Ah, the joys of analogue - maybe I'm just a bit old fashioned.
And as an interestingly post script, I just spotted this (via PSFK), which asks 'Can "the New Thing" be something old". Because it fits with the sentiment of this post, I will lift the same section that PSFK did...
"I read a little piece in the New York Times yesterday that postcards are staging a comeback, at least in the UK. 135 million were sent last year to British households—30% more than in 2003. The Times suggests that the rise in postcards is a sign of a “yearning for tangibility.” Postcards are clearly more tangible than emails, and they fill up our mailboxes nicely without requiring a lot of verbiage. Jay Dittman, a smart fellow from Hallmark, told me recently that their paper greeting card business is also holding up pretty well.
That got me to wondering whether we would see other yearnings for the past, and whether the next big thing in business can ever involve the past. There seems to be a slight rise in wishing for a less digital past; and several articles and books on that topic, including Nick Carr’s piece in The Atlantic (about which I blogged a few weeks ago), and Maggie Jackson’s book Distracted, are pretty popular. I wonder how far it will go."
Because it's worth repeating in full, here is Rory Sutherland on the accountability (or otherwise) of research and research companies...
"Elsewhere on brand republic, someone suggests that WPP is buying another research company because "research is measurable, and WPP likes measurable things". I would suggest this is the complete opposite of the truth. Research panders to the love of measurement, for sure, but as a marketing activity I cannot think of anything less subjected to rigorous cost-benefit analysis than the money, time and effort squandered, oops, I meant 'invested' in researching things. Nemo custodes ipsos custodiet.

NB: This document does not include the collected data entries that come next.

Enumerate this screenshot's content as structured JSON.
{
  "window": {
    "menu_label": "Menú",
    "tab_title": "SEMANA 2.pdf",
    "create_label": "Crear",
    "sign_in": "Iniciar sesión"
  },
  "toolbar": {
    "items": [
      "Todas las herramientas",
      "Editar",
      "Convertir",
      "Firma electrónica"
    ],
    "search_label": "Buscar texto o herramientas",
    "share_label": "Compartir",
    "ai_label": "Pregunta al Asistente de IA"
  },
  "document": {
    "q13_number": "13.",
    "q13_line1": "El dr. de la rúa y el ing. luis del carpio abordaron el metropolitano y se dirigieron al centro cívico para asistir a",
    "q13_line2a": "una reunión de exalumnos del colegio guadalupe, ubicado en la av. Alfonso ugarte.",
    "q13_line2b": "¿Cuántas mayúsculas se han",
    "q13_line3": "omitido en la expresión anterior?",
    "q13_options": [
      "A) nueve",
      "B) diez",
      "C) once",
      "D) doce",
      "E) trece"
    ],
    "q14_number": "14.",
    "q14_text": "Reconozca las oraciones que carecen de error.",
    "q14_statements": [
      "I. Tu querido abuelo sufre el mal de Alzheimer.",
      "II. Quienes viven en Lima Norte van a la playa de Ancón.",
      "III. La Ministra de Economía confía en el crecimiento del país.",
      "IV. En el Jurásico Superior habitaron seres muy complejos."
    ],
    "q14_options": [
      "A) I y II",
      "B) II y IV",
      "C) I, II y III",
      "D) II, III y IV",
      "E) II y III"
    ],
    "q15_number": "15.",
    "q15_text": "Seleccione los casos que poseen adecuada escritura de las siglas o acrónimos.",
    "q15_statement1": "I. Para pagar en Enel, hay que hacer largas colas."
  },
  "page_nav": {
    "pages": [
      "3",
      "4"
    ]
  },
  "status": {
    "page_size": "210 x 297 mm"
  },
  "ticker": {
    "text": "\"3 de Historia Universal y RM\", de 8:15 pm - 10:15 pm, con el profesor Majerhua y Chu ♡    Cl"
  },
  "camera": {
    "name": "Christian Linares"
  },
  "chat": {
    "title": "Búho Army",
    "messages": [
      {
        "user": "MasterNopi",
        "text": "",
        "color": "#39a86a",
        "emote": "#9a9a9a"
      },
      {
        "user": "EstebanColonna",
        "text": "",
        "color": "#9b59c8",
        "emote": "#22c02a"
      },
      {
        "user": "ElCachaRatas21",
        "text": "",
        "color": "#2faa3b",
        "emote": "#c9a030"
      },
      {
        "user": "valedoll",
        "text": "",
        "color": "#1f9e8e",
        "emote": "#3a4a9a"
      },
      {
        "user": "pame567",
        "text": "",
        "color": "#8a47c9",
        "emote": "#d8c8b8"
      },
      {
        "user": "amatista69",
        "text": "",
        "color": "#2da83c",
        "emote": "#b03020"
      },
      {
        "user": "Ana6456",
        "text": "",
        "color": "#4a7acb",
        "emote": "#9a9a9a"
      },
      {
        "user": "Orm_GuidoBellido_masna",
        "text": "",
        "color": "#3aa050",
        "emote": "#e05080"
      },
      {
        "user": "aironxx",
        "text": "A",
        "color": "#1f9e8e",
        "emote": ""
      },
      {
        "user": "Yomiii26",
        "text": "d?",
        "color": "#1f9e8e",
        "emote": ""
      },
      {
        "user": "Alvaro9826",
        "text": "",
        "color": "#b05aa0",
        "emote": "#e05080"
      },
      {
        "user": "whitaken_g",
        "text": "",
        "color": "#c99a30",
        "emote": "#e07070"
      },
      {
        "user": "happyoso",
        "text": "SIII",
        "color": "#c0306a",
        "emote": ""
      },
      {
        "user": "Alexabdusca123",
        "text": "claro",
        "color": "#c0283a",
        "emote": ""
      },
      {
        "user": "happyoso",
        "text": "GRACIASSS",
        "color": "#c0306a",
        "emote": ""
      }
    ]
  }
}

A quick point of clarification. There is a vast difference between measuring things and being measurable yourself. (Referees are very rarely sent off the pitch.) The research industry does measurement - but is not itself all that measurable. Which is all the more reason for WPP to be buying more of it.
Quite simply the industry enjoys two complementary advantages of any business. One, it caters to a vital and growing need - that of every single person employed in marketing services to be able to point to an Excel chart to justify their last trip to the bathroom. Yet, secondly, while satisfying this need, it is not itself exposed to all that many awkward questions about its own real value.

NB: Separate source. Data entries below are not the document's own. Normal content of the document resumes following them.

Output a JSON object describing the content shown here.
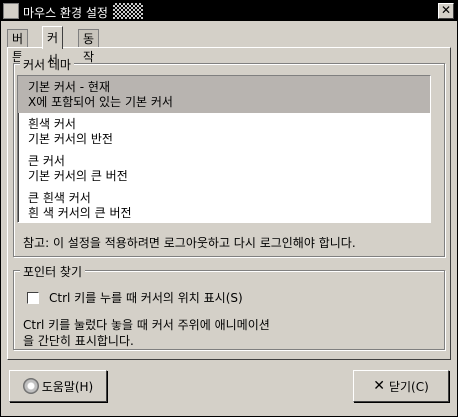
{
  "window": {
    "title": "마우스 환경 설정",
    "close_glyph": "✕"
  },
  "tabs": [
    {
      "label": "버튼"
    },
    {
      "label": "커서"
    },
    {
      "label": "동작"
    }
  ],
  "cursor_theme": {
    "group_label": "커서 테마",
    "items": [
      {
        "title": "기본 커서 - 현재",
        "subtitle": "X에 포함되어 있는 기본 커서",
        "selected": true
      },
      {
        "title": "흰색 커서",
        "subtitle": "기본 커서의 반전",
        "selected": false
      },
      {
        "title": "큰 커서",
        "subtitle": "기본 커서의 큰 버전",
        "selected": false
      },
      {
        "title": "큰 흰색 커서",
        "subtitle": "흰 색 커서의 큰 버전",
        "selected": false
      }
    ],
    "note": "참고: 이 설정을 적용하려면 로그아웃하고 다시 로그인해야 합니다."
  },
  "locate_pointer": {
    "group_label": "포인터 찾기",
    "checkbox_label": "Ctrl 키를 누를 때 커서의 위치 표시(S)",
    "checkbox_checked": false,
    "description_line1": "Ctrl 키를 눌렀다 놓을 때 커서 주위에 애니메이션",
    "description_line2": "을 간단히 표시합니다."
  },
  "buttons": {
    "help_label": "도움말(H)",
    "close_label": "닫기(C)"
  }
}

In truth, I'm not sure marketers question the value of research any more than compulsive hand-washers ask hard questions about the value of wash-basins. It's just something you need. Frequently and everywhere.
The analysis of IPA Effectiveness Awards suggests that ads which are pre-tested are on average less effective than those which aren't. Will this be a setback to the business? Will it bollocks. Research in 2008 is simply like TV advertising in 1976 - it's just something you do by default If you want to keep your job, go and do some research.
If you want to make some money, go and buy a book about behavioral economics instead.
You have to hand it to WPP. A recession is a great time to buy a research company. At no other time is the demand for fatuous self-justification higher."